Thanks in advance, I’m only a basic user of auth0 so apologies if there is an obvious answer staring me in the face.

Hi there @jon.pitans welcome to the community!

Thanks for the detailed description :slight_smile:

You could enable the ROPG grant type for your application and get a token to using the Authentication API directly. I believe this would allow you to get around the captcha issue.

Thanks for the quick reply. I think I am already part way down that path, I have a machine to machine application set up and am using a password grant passing a valid users details and receiving an id_token and access_token, which seems to be working correctly.

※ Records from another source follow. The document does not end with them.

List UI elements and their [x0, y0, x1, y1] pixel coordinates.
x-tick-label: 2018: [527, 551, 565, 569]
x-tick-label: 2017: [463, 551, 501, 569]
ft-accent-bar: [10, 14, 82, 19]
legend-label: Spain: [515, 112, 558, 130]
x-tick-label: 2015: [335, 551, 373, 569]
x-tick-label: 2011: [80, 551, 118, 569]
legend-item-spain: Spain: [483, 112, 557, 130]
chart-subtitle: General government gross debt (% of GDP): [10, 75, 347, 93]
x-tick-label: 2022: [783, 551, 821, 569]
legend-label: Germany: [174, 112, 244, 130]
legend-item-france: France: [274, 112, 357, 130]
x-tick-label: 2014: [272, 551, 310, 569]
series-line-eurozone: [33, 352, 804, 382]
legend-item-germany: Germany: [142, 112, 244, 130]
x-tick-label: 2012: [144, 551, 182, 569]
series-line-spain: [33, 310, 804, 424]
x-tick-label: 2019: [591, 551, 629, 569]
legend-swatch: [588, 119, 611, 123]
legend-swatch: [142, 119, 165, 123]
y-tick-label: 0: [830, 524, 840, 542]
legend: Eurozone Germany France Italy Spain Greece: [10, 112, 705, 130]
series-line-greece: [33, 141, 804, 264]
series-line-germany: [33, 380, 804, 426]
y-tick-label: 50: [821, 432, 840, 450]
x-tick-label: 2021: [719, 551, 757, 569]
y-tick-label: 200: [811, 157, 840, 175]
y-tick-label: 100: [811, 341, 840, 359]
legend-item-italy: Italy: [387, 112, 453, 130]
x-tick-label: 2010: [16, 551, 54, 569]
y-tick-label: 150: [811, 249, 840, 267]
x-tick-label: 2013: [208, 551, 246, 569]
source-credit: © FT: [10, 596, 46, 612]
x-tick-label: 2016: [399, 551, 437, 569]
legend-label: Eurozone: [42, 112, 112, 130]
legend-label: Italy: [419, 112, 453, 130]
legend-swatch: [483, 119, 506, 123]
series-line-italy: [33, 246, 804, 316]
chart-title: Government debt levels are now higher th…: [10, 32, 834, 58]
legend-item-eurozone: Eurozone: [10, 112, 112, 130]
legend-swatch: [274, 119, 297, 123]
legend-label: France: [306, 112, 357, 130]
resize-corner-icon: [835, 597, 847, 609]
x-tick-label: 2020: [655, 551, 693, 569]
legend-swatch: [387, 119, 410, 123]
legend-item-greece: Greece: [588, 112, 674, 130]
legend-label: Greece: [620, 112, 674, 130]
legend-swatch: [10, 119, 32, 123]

What I don’t understand (and can’t find a clear answer for in docs) is how to use these tokens to bypass the login page. Is one of these a session cookie or do I need to do a further token exchange? Is the login process checking for a session cookie, or a bearer token in the headers (or both)? Also when setting the cookie to the browser what name does it take? I have found various options - auth0, auth0_compat, legacy_auth0, auth0SSO, the list goes on. Also what should the cookie domain be set to? Currently I am using the domain from the basic information panel on the auth dashboard. Is this right or should I be using the domain for the actual site?

If it is any help, in a standard logged in browser there are two cookies both with the domain of my site call appSession.0 and appSession.1 that are long strings that look similar to the access_token and id_token I am getting.

Again thanks in advance for any pointers.